To me, once again, politics showed with money.  It seemed to me the more money you had, determined the kind of bivouac you dwelled in.  It wasn't just that you were a General that you got a better tent or utensils to eat with, it's what you could afford.  If you could afford to bring a mattress you brought your mattress. 

After we viewed the visitor's center we went we took the truck and drove to certain points of interest and got out and walked.  One of these high points was Devil's Den.  This is a very famous sniper's spot and those rocks have not changed.  They're huge, there's no way they could blow away.  Forget the rain, hail, wind and time -- these rocks are here to stay!  We actually walked through the crevices of time.  It was an eerie feeling, to feel that so much death took place there for our way of life now.  This spot has been immortalized in many photographs.  There is a photograph where a young soldier is slumped up against the rocks, dead.  It's a famous photograph, however, admitted by the photographer, the soldier did not die there, as the picture would have you think.  The soldier was actually killed 40 yards away.  The photographer dragged his body over and set up several props.  In fact, I think, the rifle is not even a real sniper rifle, as if the drama of the time was not enough.  Human behaviour is so fascinating to me. 

---We walked Little Round Top and Big Round Top and again perspective was very clear.  I wish we would have had more time.  I think you really need about three days because it would have been nice to ride all the trails of Gettysburg, but we did what we could.  I had gotten a call leaving Vermont that a dear friend had passed away and I needed to fly back to Los Angeles.  As luck would have it I was able to get a plane out of Baltimore, however, that entailed leaving Gettysburg early, quite early the next morning.

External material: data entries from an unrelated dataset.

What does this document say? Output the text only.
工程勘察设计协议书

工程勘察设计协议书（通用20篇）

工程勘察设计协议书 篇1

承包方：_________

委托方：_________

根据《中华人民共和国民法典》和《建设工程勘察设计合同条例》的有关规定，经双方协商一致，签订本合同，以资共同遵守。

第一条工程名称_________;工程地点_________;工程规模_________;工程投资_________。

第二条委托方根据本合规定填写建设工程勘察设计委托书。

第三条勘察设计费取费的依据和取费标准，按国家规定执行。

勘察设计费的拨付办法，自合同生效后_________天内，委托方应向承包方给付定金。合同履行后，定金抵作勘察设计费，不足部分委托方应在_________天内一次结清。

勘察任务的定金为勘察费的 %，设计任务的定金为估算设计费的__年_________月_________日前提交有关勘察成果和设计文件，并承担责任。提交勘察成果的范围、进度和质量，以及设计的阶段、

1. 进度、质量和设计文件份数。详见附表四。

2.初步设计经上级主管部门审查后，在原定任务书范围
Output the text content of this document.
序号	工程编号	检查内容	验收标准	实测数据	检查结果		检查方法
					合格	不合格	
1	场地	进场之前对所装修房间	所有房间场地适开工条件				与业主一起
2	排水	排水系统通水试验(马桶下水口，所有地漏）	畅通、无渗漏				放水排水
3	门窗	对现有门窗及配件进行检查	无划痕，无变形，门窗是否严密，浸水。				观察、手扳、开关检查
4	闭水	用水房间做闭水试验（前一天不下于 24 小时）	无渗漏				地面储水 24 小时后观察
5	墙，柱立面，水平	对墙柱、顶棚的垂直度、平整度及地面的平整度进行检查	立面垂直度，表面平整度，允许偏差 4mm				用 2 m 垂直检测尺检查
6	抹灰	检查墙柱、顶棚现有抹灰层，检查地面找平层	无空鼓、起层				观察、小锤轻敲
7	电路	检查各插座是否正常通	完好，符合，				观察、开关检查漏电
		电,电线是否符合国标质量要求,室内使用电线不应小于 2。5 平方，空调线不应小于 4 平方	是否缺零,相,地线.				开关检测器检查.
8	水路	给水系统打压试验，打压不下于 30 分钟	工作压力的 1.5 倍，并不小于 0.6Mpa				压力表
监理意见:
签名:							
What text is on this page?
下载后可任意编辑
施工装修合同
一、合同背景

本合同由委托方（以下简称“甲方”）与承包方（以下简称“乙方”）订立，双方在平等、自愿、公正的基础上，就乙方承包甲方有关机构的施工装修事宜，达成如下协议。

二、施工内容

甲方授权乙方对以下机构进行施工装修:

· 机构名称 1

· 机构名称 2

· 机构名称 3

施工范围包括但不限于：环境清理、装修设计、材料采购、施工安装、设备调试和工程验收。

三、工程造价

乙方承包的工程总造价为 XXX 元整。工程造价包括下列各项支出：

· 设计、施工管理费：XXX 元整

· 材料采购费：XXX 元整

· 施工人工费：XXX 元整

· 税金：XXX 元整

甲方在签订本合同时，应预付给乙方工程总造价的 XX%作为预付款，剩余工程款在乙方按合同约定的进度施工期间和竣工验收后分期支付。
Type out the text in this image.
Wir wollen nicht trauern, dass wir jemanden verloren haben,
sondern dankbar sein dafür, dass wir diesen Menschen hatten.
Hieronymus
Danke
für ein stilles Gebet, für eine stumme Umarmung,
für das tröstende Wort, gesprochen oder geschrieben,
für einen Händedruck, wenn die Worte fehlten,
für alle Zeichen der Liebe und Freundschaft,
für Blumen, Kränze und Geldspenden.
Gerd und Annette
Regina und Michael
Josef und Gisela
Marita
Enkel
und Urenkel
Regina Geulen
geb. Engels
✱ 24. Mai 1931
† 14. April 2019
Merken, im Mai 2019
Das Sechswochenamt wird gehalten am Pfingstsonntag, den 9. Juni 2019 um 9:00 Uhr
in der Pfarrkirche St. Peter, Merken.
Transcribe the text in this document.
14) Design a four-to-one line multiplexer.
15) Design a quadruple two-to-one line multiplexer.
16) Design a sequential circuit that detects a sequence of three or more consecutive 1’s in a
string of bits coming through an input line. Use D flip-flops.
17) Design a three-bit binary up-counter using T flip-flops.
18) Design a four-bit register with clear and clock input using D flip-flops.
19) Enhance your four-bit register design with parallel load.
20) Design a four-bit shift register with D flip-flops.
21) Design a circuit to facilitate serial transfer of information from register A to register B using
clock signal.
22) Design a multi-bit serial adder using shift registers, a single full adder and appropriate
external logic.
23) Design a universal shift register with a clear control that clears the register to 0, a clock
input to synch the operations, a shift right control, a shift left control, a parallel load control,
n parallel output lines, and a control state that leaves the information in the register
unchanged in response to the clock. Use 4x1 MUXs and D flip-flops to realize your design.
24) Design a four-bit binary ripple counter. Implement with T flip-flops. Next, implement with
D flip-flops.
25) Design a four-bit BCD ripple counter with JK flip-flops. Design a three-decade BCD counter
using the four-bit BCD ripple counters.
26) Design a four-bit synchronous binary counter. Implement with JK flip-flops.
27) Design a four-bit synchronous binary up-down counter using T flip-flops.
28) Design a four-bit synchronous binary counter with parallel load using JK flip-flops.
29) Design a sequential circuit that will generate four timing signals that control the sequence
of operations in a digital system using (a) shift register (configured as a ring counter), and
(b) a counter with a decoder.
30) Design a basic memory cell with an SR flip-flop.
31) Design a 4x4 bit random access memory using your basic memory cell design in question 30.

Like I say, the next day we woke up early.  It must have been about 4:30am.  I think my plane left at 8am from Baltimore.  Mark was up and out tending to the horses when he told me what had happened.  Suddenly, Smokey’s ears perked up and he went to the side of the corral and started to nicker.  He always nickers when he sees mark or me coming.  Anyway, Mark looked up.  He was expecting to see me although he thought it might be a little soon for me to be there, and sure enough I wasn't there.  Then 'the Girl' went to the side and she started to nicker and I still wasn't there.  A few minutes after that I came out to the corral and Mark told me what had happened and I saw Smokey and 'the Girl' standing there looking at something.  Something had their attention, something that we couldn't see, but they sure could see, and then I started to feel it, the ghost horses of Gettysburg.  I'm sure that's what Smokey and 'the Girl' were feeling.  For a moment we all just stood there with all our senses prickling. 

Back to work, back on the road.  We loaded Smokey and 'the Girl' and made our way for Maryland to drop off the rig and our horses and Mark would continue to take me to the airport in Baltimore.  This was the only clinic I missed in the year -- our Maryland clinic, and I had feelings about leaving Mark to drive that long way home by himself, but what are you going to do?  Life and death and how we move through them.  Sometimes, things are as hard or as easy as we choose them to be.  Mark was great support and I appreciate that.  For me it was confronting a time in my life that I had safely tucked away, that was now making itself known in the present that I would revisit and come full circle.

So I leave you now on my way to Los Angeles sitting on a plane instead of my horse.  Our next and last leg of clinics of the year will be two clinics in Washington State and one in Central California and then one in Texas.